I’m not going to wax lyrical about the journey I took to get to this point, but please know that your place in my heart remains intact and that you can always count on me to be here for your parents as well as your sister and brother. It is not going to be easy, but we all have each other.
The last 19 days have been spent living with you in my head. I came out smiling, Just as I always do when I see you.
I can’t really explain why I suddenly feel free and strong again, only that it is linked to all the memories I have of you and the one realisation that you knew how loved you were by us all.
Parents like your mother and father are rare. Their children are their heart. I know that because I witnessed it unconditionally over the past 15 years and I was also lucky enough to have similar parents. I recognised the signs whenever I looked into your eyes, I recognised the signs in your laughter, the way you carried yourself and your confidence. Most of all , I recognised the signs when we all sat together eating and talking and just being ourselves. That only comes with being loved.

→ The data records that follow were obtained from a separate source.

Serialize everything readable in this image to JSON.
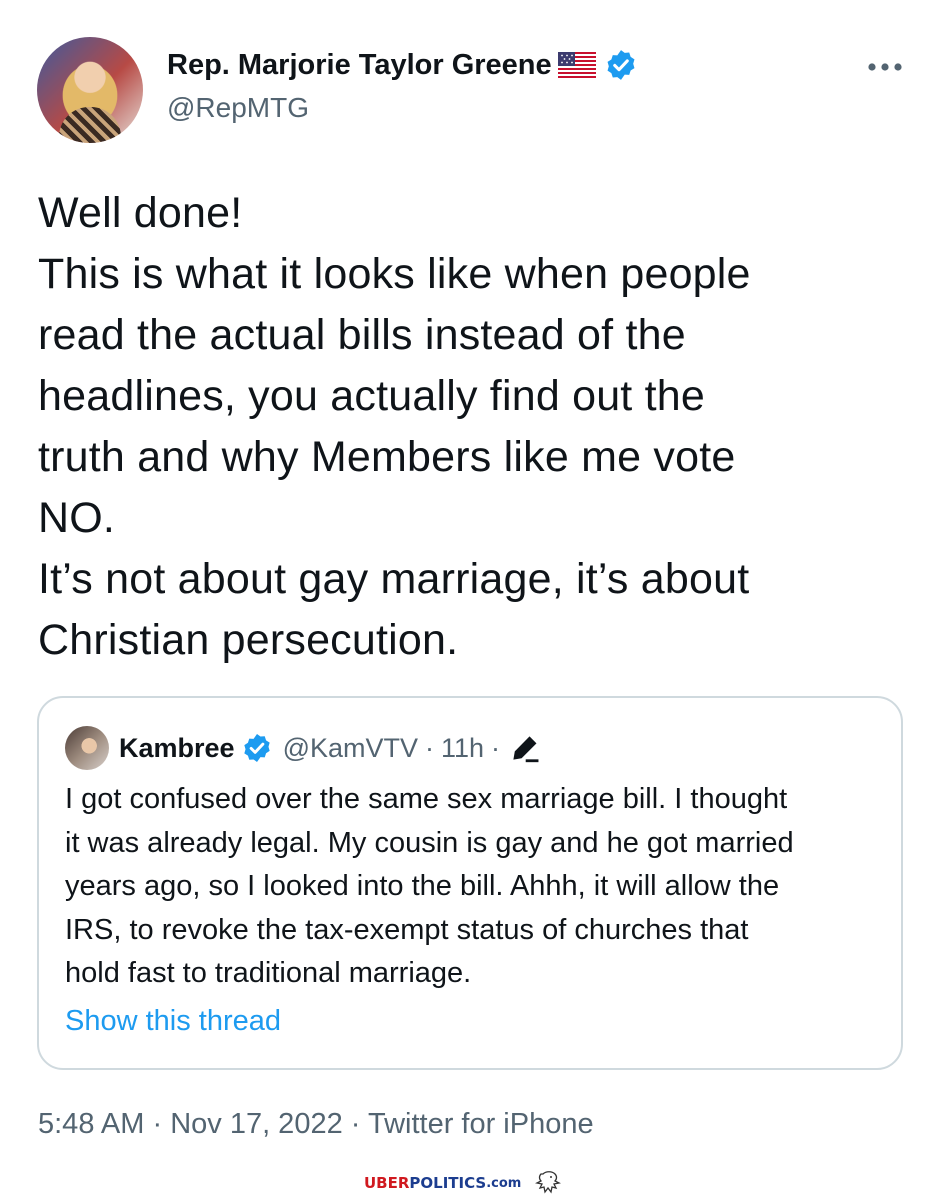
{
  "author": {
    "name": "Rep. Marjorie Taylor Greene",
    "handle": "@RepMTG"
  },
  "tweet": {
    "lines": [
      "Well done!",
      "This is what it looks like when people",
      "read the actual bills instead of the",
      "headlines, you actually find out the",
      "truth and why Members like me vote",
      "NO.",
      "It’s not about gay marriage, it’s about",
      "Christian persecution."
    ]
  },
  "quote": {
    "name": "Kambree",
    "handle": "@KamVTV",
    "sep1": "·",
    "time": "11h",
    "sep2": "·",
    "lines": [
      "I got confused over the same sex marriage bill. I thought",
      "it was already legal. My cousin is gay and he got married",
      "years ago, so I looked into the bill. Ahhh, it will allow the",
      "IRS, to revoke the tax-exempt status of churches that",
      "hold fast to traditional marriage."
    ],
    "show_thread": "Show this thread"
  },
  "footer": {
    "time": "5:48 AM",
    "sep1": " · ",
    "date": "Nov 17, 2022",
    "sep2": " · ",
    "source": "Twitter for iPhone"
  },
  "watermark": {
    "part1": "UBER",
    "part2": "POLITICS",
    "part3": ".com"
  },
  "icons": {
    "verified": "verified-badge-icon",
    "flag": "us-flag-icon",
    "more": "more-dots-icon",
    "edit": "edit-pen-icon",
    "eagle": "eagle-icon"
  },
  "colors": {
    "verified": "#1d9bf0",
    "link": "#1d9bf0",
    "secondary_text": "#536471",
    "border": "#cfd9de",
    "watermark_red": "#d0191f",
    "watermark_blue": "#1c3d8f"
  }
}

I’ll be visiting you soon on the back of a Harley to remind you that we are here and that our love for you will remain constant and real. Always and forever.
Thank you for being you Andrew, I would not have wanted it any other way.
Love is indeed a many splendid thing.
Es, Hugh, Florentina and Robert- See you in Saint Lucia darlings !.
It ain’t over, until the fat lady sings.
Nova has been a dearest friend since the first day we met At Brown’s Hotel in Mayfair London in 1981, where Nova, my husband and I worked. All my children have come to adore her. When Andrew graduated from High School, Nova gave him a made-to-order laptop for college and Andrew said that one day he would take her for a ride on a Porsche or maybe it was a Harley Davidson.
Friends like you are rare, dearest Nova. I am comforted knowing that you are there and knowing that you understand our wonderful Andrew so well now, as you did when he was physically with us. God Bless you always, can’t wait to see you.